How do you write?

I was recently asked – how do you write? This is my process:

It happens in a split second like flipping a switch. I go into automatic pilot. Words flow out of my fingers letter by letter onto keys. Somehow, perhaps by some sort of yet-to-be-discovered-magic, a story forms. My mind has taken in information and it spits out words and sentences without much conscious thought at all. Then I review and re-write.

This is how I write. When I journal and I am the sole audience, it’s how I do it. When under intense deadline pressure for news that will be read or heard by millions, it is the same process. It’s how I write when I write anything for any medium.

I review, no matter how tight the deadline is. I review, even if no one else will ever read it. I review to review. Then I have other people review too. Reviewing is about saying what you wanted to say, what you meant to say, to make sure the facts are straight and communicated as intended. Could it be better, clearer, more meaningful? Does it need more or less?  I suppose it is my right brain polishing my left brain’s work.

This is the process I use to take my mind’s ideas to turn them into something tangible. I need to get it all out, then craft it. But first I need the idea in my mind. Writing isn’t only about putting words on paper, on a screen, or spoken into the air. It’s about thinking and experiencing.

So before I get to the actual writing, I start with thinking and pondering, deadline or not. I may only have thirty seconds to think, I may have days, weeks, years. Whatever the case, I squeeze in thinking and a few other things that I lump together into a “research” phase before writing full force with my seemingly enchanted fingers.

Research can be doing, reading, talking, whatever. I send that info and feelings gained to the back of my mind to slosh around and see what sparks conscious thought.

I talk to myself about important points – what do I need to capture for readers/ listeners/ viewers to get the best picture of the story, what points do I want to make. It all comes down to story and audience – what is it all about, what am I trying to say or communicate, and who am I trying to talk to with the piece.

I generally will scribble notes down on paper, a napkin, on the back of a receipt, or on some device, depending where I am when my thoughts come together enough to start getting them out there to take action. It’s all top of mind ideas made concrete. Observations, news bits, and experiences that I believe need to be more. These notes are generally in the form of brief statements, questions, things I need to look up, names of people I need to talk with, and points that need to be made. What needs to be discovered?  Who will I discover it from? What do I want to say about it?

Then comes research reading and note taking, as needed, followed by notes on order. How will I start it out to grab attention and make it matter? How will it end and make it stick? What will make up the bulk of the middle, the substance? How long does my story need to be? How long should it be? What are the parameters? It’s not quite an outline and it’s nothing I’d share. At this point it’s a map made just for me.

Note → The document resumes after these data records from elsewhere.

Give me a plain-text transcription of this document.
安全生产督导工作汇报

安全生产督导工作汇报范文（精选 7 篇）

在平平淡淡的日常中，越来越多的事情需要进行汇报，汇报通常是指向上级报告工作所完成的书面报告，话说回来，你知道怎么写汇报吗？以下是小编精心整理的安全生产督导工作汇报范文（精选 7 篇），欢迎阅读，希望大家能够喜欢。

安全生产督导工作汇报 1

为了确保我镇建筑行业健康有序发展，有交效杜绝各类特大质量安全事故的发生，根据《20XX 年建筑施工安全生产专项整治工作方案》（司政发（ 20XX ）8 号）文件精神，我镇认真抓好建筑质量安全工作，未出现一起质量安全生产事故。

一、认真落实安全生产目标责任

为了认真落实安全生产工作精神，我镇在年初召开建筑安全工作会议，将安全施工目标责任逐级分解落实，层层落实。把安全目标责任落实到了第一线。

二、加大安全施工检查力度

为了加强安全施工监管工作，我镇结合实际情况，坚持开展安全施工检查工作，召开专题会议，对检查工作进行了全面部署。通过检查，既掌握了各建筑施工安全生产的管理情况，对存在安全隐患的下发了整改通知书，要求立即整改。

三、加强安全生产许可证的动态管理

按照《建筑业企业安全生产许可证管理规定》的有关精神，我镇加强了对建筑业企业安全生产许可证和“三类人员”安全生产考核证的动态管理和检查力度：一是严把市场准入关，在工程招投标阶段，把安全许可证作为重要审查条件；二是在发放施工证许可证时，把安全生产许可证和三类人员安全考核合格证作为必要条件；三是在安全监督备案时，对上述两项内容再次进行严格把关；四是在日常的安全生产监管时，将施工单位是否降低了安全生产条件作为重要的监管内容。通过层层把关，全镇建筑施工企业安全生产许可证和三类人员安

Once all my questions are answered, I let my subconscious digitize all the info up there in the ol’ noggin. Zipping around the wires and neurons it becomes a story and leaves the grey matter for the world. I can spit it out right away, as in a breaking news situation, or I can keep it filed away in the world’s most misunderstood computer of the brain for as long as need be. Then I open the gate and let it all speed out through the tips of my fingers.

When it comes to getting the words out, I can write anywhere, any time, any place, with or without interruption. I block out noise if need be, but I much prefer uninterrupted silence. Complete silence. In the silence I can hear myself more clearly. I can add instant enhancements to the thoughts in between the mind and the fingers. Because of this, I prefer to write early in the morning or late at night. I get it all out there and let my eyes take the words back in, pass it through the brain filter again for review, next writing pass, a review pass, then it goes on to someone else to read. Then whatever needs to happen happens – it gets transformed into an article, a video, an assignment in this case, or maybe one day a book.